Une cinquantaine de personnes s’agglutinent devant l’entrée de la Fondation pour le vernissage de l’artiste coréen Lee Bae et parmi elles quelques Coréens. Je m’approche de l’artiste et l’interpelle en anglais, puis constatant qu’il parle parfaitement le français, je le félicite dans cette langue sur son œuvre et lui demande comment prononcer son nom correctement: 

- Libé comme libération,  lâche-t-il,  un brin pince-sans-rire. Il se tient droit et demeure parfaitement serein face à l'agitation qui l'entoure comme si c'est un autre qui était l'objet de toute cette attention; un vague sourire sur les lèvres, d'un calme olympien, trônant au-dessus de la mêlée.

 Derrière nous deux personnes disent à haute voix:

- Ah ! Il y a beaucoup de Chinois.

- Mais non répond un autre, ce sont des Coréens et tu n’as pas intérêt à confondre, ils se sont fait la guerre.

- Je ne vois aucune différence, lui rétorque l’autre, on pourrait croire des Japonais.

- C'est encore pire, ne dis plus rien !

Je parle un peu plus fort pour couvrir de ma voix ces aberrations.

Pour ma part, je lui raconte notre rapport culturel au noir et notre appréhension face à cette couleur qui n’entraîne que des expressions négatives comme  : broyer du noir, travailler au noir*, l'humour noir, et de rappeler la chanson de Johnny « Noir, c’est noir. Il n’y a plus d’espoir… » 

Mais Lee Bae, lui, a décidé de faire du noir une couleur de lumière et montre les centaines de couleurs du charbon et d’énumérer : des noirs froids, des noirs chauds, des noirs un peu gris comme la cendre, des noirs brillants comme le métal, des noirs mats, le noir n’est pas seulement une couleur mais une profondeur.

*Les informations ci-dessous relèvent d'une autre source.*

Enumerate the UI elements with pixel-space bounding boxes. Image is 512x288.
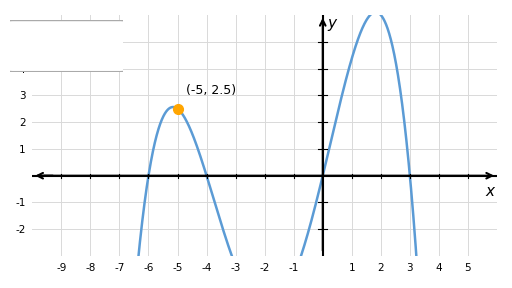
Text: x: x xyxy=(485,184,494,199)
FancyBboxPatch shape xyxy=(7,20,126,72)
Text: (-5, 2.5): (-5, 2.5) xyxy=(186,84,237,97)
Text: y: y xyxy=(327,16,336,31)
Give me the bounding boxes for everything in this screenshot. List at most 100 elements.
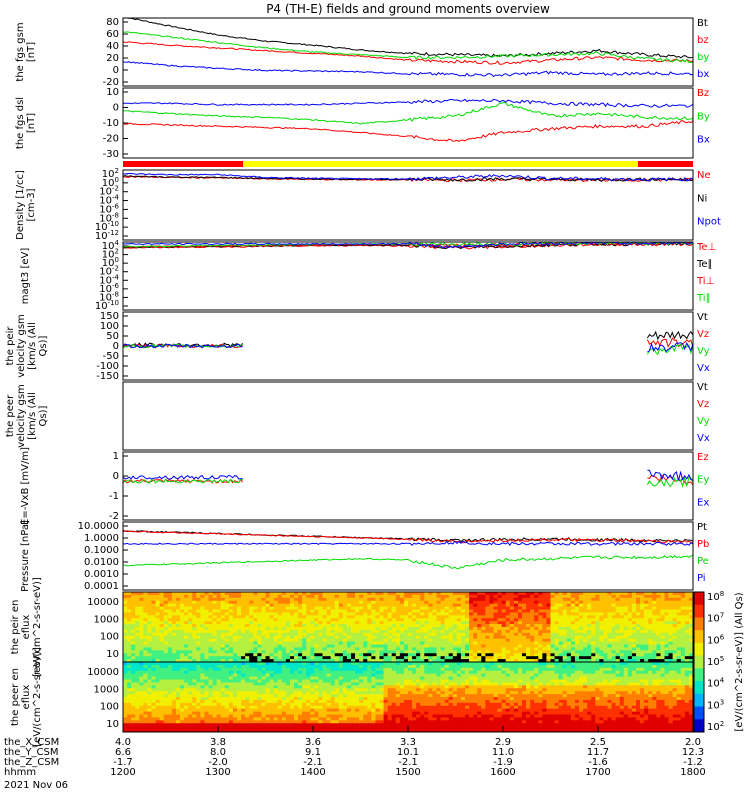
spectrogram-cell — [233, 677, 237, 680]
spectrogram-cell — [559, 630, 563, 633]
spectrogram-cell — [261, 645, 265, 648]
spectrogram-cell — [396, 650, 400, 653]
spectrogram-cell — [494, 621, 498, 624]
spectrogram-cell — [310, 642, 314, 645]
spectrogram-cell — [335, 607, 339, 610]
spectrogram-cell — [335, 636, 339, 639]
spectrogram-cell — [302, 639, 306, 642]
spectrogram-cell — [599, 601, 603, 604]
spectrogram-cell — [241, 703, 245, 706]
spectrogram-cell — [294, 706, 298, 709]
spectrogram-cell — [278, 601, 282, 604]
spectrogram-cell — [160, 647, 164, 650]
spectrogram-cell — [473, 653, 477, 656]
spectrogram-cell — [298, 645, 302, 648]
spectrogram-cell — [156, 688, 160, 691]
spectrogram-cell — [314, 665, 318, 668]
spectrogram-cell — [139, 723, 143, 726]
spectrogram-cell — [131, 636, 135, 639]
spectrogram-cell — [624, 645, 628, 648]
spectrogram-cell — [453, 636, 457, 639]
spectrogram-cell — [343, 700, 347, 703]
spectrogram-cell — [404, 621, 408, 624]
spectrogram-cell — [241, 618, 245, 621]
spectrogram-cell — [241, 677, 245, 680]
spectrogram-cell — [164, 645, 168, 648]
spectrogram-cell — [200, 677, 204, 680]
spectrogram-cell — [270, 598, 274, 601]
spectrogram-cell — [274, 694, 278, 697]
spectrogram-cell — [396, 653, 400, 656]
spectrogram-cell — [192, 610, 196, 613]
spectrogram-cell — [302, 650, 306, 653]
spectrogram-cell — [127, 647, 131, 650]
spectrogram-cell — [542, 633, 546, 636]
spectrogram-cell — [465, 604, 469, 607]
spectrogram-cell — [192, 697, 196, 700]
spectrogram-cell — [445, 639, 449, 642]
spectrogram-cell — [331, 720, 335, 723]
spectrogram-cell — [192, 621, 196, 624]
spectrogram-cell — [241, 647, 245, 650]
spectrogram-cell — [396, 612, 400, 615]
spectrogram-cell — [168, 677, 172, 680]
spectrogram-cell — [143, 680, 147, 683]
spectrogram-cell — [538, 653, 542, 656]
spectrogram-cell — [200, 650, 204, 653]
spectrogram-cell — [123, 680, 127, 683]
spectrogram-cell — [180, 715, 184, 718]
spectrogram-cell — [229, 680, 233, 683]
spectrogram-cell — [453, 633, 457, 636]
spectrogram-cell — [681, 656, 685, 659]
spectrogram-cell — [253, 642, 257, 645]
spectrogram-cell — [127, 709, 131, 712]
spectrogram-cell — [172, 674, 176, 677]
spectrogram-cell — [192, 717, 196, 720]
spectrogram-cell — [559, 633, 563, 636]
spectrogram-cell — [412, 604, 416, 607]
spectrogram-cell — [363, 642, 367, 645]
spectrogram-cell — [298, 601, 302, 604]
spectrogram-cell — [363, 688, 367, 691]
spectrogram-cell — [143, 682, 147, 685]
spectrogram-cell — [396, 627, 400, 630]
spectrogram-cell — [587, 607, 591, 610]
spectrogram-cell — [522, 612, 526, 615]
spectrogram-cell — [188, 633, 192, 636]
spectrogram-cell — [257, 633, 261, 636]
spectrogram-cell — [306, 668, 310, 671]
spectrogram-cell — [660, 604, 664, 607]
spectrogram-cell — [139, 610, 143, 613]
spectrogram-cell — [188, 650, 192, 653]
spectrogram-cell — [416, 633, 420, 636]
spectrogram-cell — [359, 715, 363, 718]
spectrogram-cell — [432, 633, 436, 636]
spectrogram-cell — [200, 703, 204, 706]
spectrogram-cell — [172, 607, 176, 610]
spectrogram-cell — [579, 595, 583, 598]
spectrogram-cell — [514, 612, 518, 615]
spectrogram-cell — [180, 639, 184, 642]
spectrogram-cell — [677, 645, 681, 648]
spectrogram-cell — [274, 706, 278, 709]
spectrogram-cell — [152, 703, 156, 706]
spectrogram-cell — [164, 717, 168, 720]
spectrogram-cell — [188, 612, 192, 615]
spectrogram-cell — [257, 665, 261, 668]
spectrogram-cell — [339, 604, 343, 607]
spectrogram-cell — [245, 642, 249, 645]
spectrogram-cell — [339, 668, 343, 671]
spectrogram-cell — [461, 647, 465, 650]
spectrogram-cell — [306, 674, 310, 677]
spectrogram-cell — [428, 595, 432, 598]
spectrogram-cell — [453, 630, 457, 633]
spectrogram-cell — [143, 607, 147, 610]
spectrogram-cell — [314, 653, 318, 656]
spectrogram-cell — [599, 607, 603, 610]
spectrogram-cell — [441, 636, 445, 639]
spectrogram-cell — [156, 624, 160, 627]
spectrogram-cell — [180, 621, 184, 624]
spectrogram-cell — [123, 639, 127, 642]
spectrogram-cell — [380, 642, 384, 645]
spectrogram-cell — [306, 688, 310, 691]
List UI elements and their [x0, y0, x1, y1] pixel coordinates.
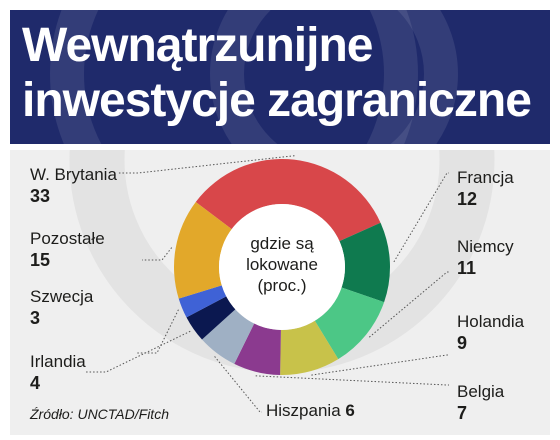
slice-pozostałe	[174, 202, 232, 299]
slice-label-name: Holandia	[457, 312, 525, 331]
chart-panel: W. Brytania 33 Francja 12 Niemcy 11 Holandia 9 B…	[10, 150, 550, 435]
title-line-2: inwestycje zagraniczne	[22, 74, 532, 127]
slice-irlandia	[186, 296, 236, 340]
donut-chart: W. Brytania 33 Francja 12 Niemcy 11 Holandia 9 B…	[30, 150, 525, 423]
slice-label-value: 4	[30, 373, 40, 393]
slice-label-value: 15	[30, 250, 50, 270]
slice-label-value: 11	[457, 258, 476, 278]
slice-hiszpania	[201, 309, 255, 364]
center-text-line: (proc.)	[257, 276, 306, 295]
slice-niemcy	[314, 287, 385, 360]
slice-label-name: Hiszpania	[266, 401, 345, 420]
page-title: Wewnątrzunijne inwestycje zagraniczne	[22, 18, 532, 128]
slice-label-value: 9	[457, 333, 467, 353]
slice-belgia	[234, 323, 281, 375]
slice-label-name: Irlandia	[30, 352, 86, 371]
slice-w-brytania	[195, 159, 381, 242]
slice-label-value: 6	[345, 401, 354, 420]
slice-label-name: Szwecja	[30, 287, 94, 306]
donut-hole	[219, 204, 345, 330]
slice-label-name: Pozostałe	[30, 229, 105, 248]
slice-szwecja	[178, 285, 227, 318]
slice-label-value: 7	[457, 403, 467, 423]
slice-label-name: W. Brytania	[30, 165, 117, 184]
slice-label-name: Niemcy	[457, 237, 514, 256]
slice-francja	[339, 222, 390, 303]
center-text-line: gdzie są	[250, 234, 314, 253]
leader-line	[368, 271, 449, 338]
slice-label-value: 12	[457, 189, 477, 209]
title-line-1: Wewnątrzunijne	[22, 19, 373, 72]
leader-line	[142, 247, 173, 261]
center-text-line: lokowane	[246, 255, 318, 274]
slice-label-name: Francja	[457, 168, 514, 187]
slice-label-value: 33	[30, 186, 50, 206]
slice-holandia	[280, 320, 339, 375]
leader-line	[255, 375, 449, 386]
leader-line	[311, 354, 449, 376]
slice-label: Hiszpania 6	[266, 401, 355, 420]
source-note: Źródło: UNCTAD/Fitch	[30, 406, 169, 422]
header-banner: Wewnątrzunijne inwestycje zagraniczne	[10, 10, 550, 144]
slice-label-name: Belgia	[457, 382, 505, 401]
slice-label-value: 3	[30, 308, 40, 328]
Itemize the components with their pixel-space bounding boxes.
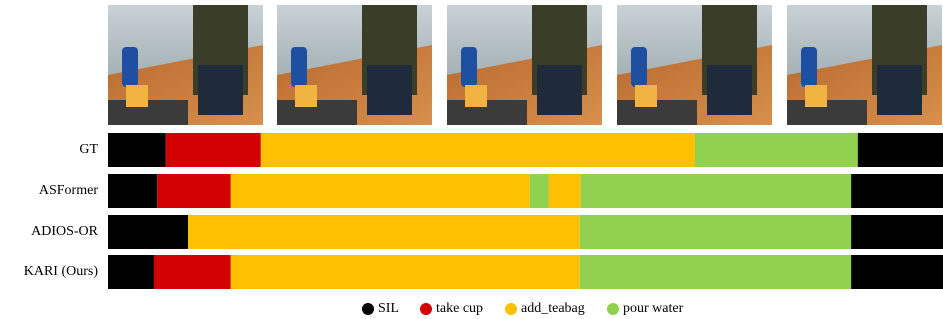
figure: GT ASFormer ADIOS-OR KARI (Ours) SIL take cup…	[0, 0, 943, 319]
segment	[231, 255, 580, 289]
legend-swatch	[420, 303, 432, 315]
frame-2	[277, 5, 432, 125]
segment	[580, 255, 851, 289]
segment	[108, 255, 154, 289]
segment	[108, 133, 166, 167]
frame-5	[787, 5, 942, 125]
segment	[261, 133, 695, 167]
segment	[166, 133, 261, 167]
legend-label: pour water	[623, 301, 684, 316]
segment	[549, 174, 581, 208]
row-label: GT	[79, 142, 98, 157]
frame-1	[108, 5, 263, 125]
segment	[188, 215, 580, 249]
segment	[851, 174, 943, 208]
segment	[851, 215, 943, 249]
frame-3	[447, 5, 602, 125]
segment	[530, 174, 549, 208]
segment	[154, 255, 231, 289]
segment	[157, 174, 230, 208]
legend-swatch	[362, 303, 374, 315]
segment	[581, 174, 852, 208]
row-label: KARI (Ours)	[24, 264, 99, 279]
segment	[108, 174, 157, 208]
video-frames	[108, 5, 942, 125]
frame-4	[617, 5, 772, 125]
segment	[695, 133, 858, 167]
legend-swatch	[505, 303, 517, 315]
legend-label: add_teabag	[521, 301, 585, 316]
segment	[580, 215, 851, 249]
legend-swatch	[607, 303, 619, 315]
segment	[858, 133, 943, 167]
row-label: ADIOS-OR	[31, 224, 99, 239]
segment	[231, 174, 530, 208]
row-label: ASFormer	[39, 183, 98, 198]
segment	[851, 255, 943, 289]
legend-label: take cup	[436, 301, 483, 316]
legend-label: SIL	[378, 301, 399, 316]
segment	[108, 215, 188, 249]
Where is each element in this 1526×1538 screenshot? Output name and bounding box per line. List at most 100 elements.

1-8.jpgLee Bae décline le charbon sous toutes ses formes, après de grands tableaux, plus loin on peut apercevoir des fagots de troncs calcinés pendant quinze jours comme une céramique à plus de mille degrés puis refroidis durant quinze autre jours et ramenés de Cheongdo d’où est originaire le peintre sud-coréen. C’est la rencontre des pins de Corée et des pins de Saint-Paul de Vence, selon lui.

Dehors, dans la cour où les sculptures immenses de Giacometti se profilent longues et filiformes, un couple prend des photos ; l’homme arborant un pantalon rouge pétard, imite la démarche de la statue et Madame le photographie. Elle même est vêtue de rose, des chaussures à la tête, ça va du rose bonbon, au rose framboise, en passant par du fuchsia. Ils portent tous deux des lunettes d’intello, rondes. Je me dis qu’une démarche artistique reste toujours un effort pour les gens qui ne sont pas artistes. Tandis que sur le toit au-dessus de leur tête,  un banc est installé et invite ceux qui savent voler à s’y asseoir.

L’artiste m’annonce que son catalogue paraîtra le 6 avril et je l’invite à passer au Carrousel du Louvres - à Paris où il habite aussi, lui qui fait des allers-retours entre la Corée et la France - , où j’aiderai un artiste peintre à exposer ses laques et me prépare déjà à entendre quelques « absconsités » et cela sur trois jours, je me réjouis d’écrire quelques billets sur mon passage au  Louvres, à fin mai.

 

*L’origine de l'expression  travailler au noir : À une certaine période du Moyen Âge les artisans exerçaient sur la place publique et y vendaient leurs produits. Les professions étaient très réglementées, il était interdit de travailler après la tombée de la nuit. Ceux qui transgressaient la règle travaillaient donc "au noir", c'est-à-dire à la nuit tombée.